Огненные папиросы ползали по перрону ракетами, рассыпая искры и взрываясь. В темноте толклись зелёные созвездия стрелок и в смятении кричали кондукторские канареечные свистки. Железо било в железо. Станции великолепными мельницами пролетали мимо окон на электрических крыльях. А меня мотало на койке, и вслед за ночью наступала опять ночь, и вслед за сном снился опять сон, но сколько было ночей и снов - я не знаю. Только один раз был день. Этот мгновенный день был моей бледной лёгкой рукой, которую я рассматривал на одеяле, желая найти розовую сыпь.

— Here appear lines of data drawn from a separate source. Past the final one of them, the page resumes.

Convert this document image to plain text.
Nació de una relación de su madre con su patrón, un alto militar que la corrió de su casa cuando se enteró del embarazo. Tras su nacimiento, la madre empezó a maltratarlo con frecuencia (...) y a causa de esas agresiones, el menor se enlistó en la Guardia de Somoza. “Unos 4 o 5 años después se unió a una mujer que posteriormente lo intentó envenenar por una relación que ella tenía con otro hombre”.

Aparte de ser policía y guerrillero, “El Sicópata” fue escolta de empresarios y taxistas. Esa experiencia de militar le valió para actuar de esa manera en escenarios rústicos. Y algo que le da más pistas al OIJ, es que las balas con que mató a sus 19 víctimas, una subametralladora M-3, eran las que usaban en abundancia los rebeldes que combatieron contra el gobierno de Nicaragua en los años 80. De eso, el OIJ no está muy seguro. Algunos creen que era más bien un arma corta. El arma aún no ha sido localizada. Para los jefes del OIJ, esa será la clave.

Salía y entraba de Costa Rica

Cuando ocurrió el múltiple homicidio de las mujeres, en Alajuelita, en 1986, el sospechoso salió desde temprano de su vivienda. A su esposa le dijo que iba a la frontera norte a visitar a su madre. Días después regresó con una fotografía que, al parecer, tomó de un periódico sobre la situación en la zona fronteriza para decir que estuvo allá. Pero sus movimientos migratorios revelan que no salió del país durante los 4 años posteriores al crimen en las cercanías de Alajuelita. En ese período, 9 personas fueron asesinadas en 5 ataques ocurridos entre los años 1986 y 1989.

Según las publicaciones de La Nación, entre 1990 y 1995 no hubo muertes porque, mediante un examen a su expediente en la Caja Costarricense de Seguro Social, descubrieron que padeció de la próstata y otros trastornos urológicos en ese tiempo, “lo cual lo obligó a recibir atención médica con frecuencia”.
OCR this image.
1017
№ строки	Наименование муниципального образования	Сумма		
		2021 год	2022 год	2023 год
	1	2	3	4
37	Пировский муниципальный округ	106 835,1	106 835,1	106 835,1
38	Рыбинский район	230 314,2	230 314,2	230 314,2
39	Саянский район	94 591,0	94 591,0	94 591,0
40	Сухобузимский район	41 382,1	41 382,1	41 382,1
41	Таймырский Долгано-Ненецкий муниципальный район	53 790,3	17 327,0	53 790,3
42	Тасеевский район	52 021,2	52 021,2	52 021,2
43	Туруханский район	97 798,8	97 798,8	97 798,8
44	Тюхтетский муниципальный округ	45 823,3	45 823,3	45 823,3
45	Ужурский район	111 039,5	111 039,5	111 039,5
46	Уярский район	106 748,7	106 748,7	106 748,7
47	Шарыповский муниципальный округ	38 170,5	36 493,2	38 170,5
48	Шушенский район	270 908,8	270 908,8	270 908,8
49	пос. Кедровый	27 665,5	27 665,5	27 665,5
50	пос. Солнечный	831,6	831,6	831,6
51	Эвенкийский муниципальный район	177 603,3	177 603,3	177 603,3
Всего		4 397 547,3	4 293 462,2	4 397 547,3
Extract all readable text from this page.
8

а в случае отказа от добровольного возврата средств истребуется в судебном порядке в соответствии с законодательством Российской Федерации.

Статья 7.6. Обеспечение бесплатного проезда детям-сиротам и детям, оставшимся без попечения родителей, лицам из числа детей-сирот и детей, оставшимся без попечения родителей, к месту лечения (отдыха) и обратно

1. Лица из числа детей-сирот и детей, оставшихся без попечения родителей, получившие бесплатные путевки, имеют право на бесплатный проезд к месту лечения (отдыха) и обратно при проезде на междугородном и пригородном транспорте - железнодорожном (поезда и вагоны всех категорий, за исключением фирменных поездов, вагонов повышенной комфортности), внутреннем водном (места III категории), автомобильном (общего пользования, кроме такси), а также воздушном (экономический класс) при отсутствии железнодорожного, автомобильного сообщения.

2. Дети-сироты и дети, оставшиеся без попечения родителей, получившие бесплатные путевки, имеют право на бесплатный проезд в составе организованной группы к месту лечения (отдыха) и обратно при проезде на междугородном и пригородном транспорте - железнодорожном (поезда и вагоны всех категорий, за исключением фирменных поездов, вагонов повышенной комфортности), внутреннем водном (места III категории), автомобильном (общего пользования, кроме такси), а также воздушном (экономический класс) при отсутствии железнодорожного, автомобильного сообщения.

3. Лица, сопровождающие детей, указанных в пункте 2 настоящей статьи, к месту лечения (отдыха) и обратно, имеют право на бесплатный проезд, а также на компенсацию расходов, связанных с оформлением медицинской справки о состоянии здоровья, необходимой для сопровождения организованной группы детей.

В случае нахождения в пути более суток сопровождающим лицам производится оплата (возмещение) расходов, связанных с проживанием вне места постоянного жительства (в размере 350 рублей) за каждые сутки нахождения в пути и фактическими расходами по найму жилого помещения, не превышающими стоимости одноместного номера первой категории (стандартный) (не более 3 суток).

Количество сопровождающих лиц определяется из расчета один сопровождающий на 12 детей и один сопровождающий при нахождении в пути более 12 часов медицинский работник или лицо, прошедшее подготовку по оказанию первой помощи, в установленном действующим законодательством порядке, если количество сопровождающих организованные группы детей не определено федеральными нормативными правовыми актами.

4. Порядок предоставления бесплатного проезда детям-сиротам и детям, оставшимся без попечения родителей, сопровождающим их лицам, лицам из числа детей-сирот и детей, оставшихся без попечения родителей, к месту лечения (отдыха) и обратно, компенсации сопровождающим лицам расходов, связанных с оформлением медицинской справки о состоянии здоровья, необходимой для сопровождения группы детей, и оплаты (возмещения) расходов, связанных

Но одеяло было таким красным, а рука - такой белой, что, натрудив яркостью глаза, я опять переставал видеть день. На голове лежал тяжёлый камень, то холодный, то горячий. Потом меня качало в автомобиле, и резкий сыпнотифозный запах дезинфекции смешивался с бензинным дымом. Углы, дождь, железные деревья и люди моего родного города, которого я не узнавал, вертелись и, раскачиваясь, обтекали валкий автомобиль. И в комнате, где не было ничего, кроме огромного белого потолка, страшно лилась в глаза из сверкающего крана единственная электрическая лампочка. Потом сильный и грубый татарин в халате, с бритой голубой головой, скрутив мою слабую шею, драл череп визжащей и лязгающей машинкой, и сквозь душный пар, подымавшийся над ванной, я видел, как падали и налипали на пол мёртвые клочья выстриженных волос. И мне было смертельно грустно видеть их; как будто в этих падающих жалких клочьях шерсти по капле уходила моя жизнь. Меня опускали в кипяток и мыли, но воспалённая кожа не чувствовала жара, и ноги продолжали оставаться твёрдыми, ледяными. Меня куда-то несли и качали. Потом все ушли и оставили меня одного бороться и гибнуть в этой разрушительной и непонятной работе, от которой весь я гудел, как динамо.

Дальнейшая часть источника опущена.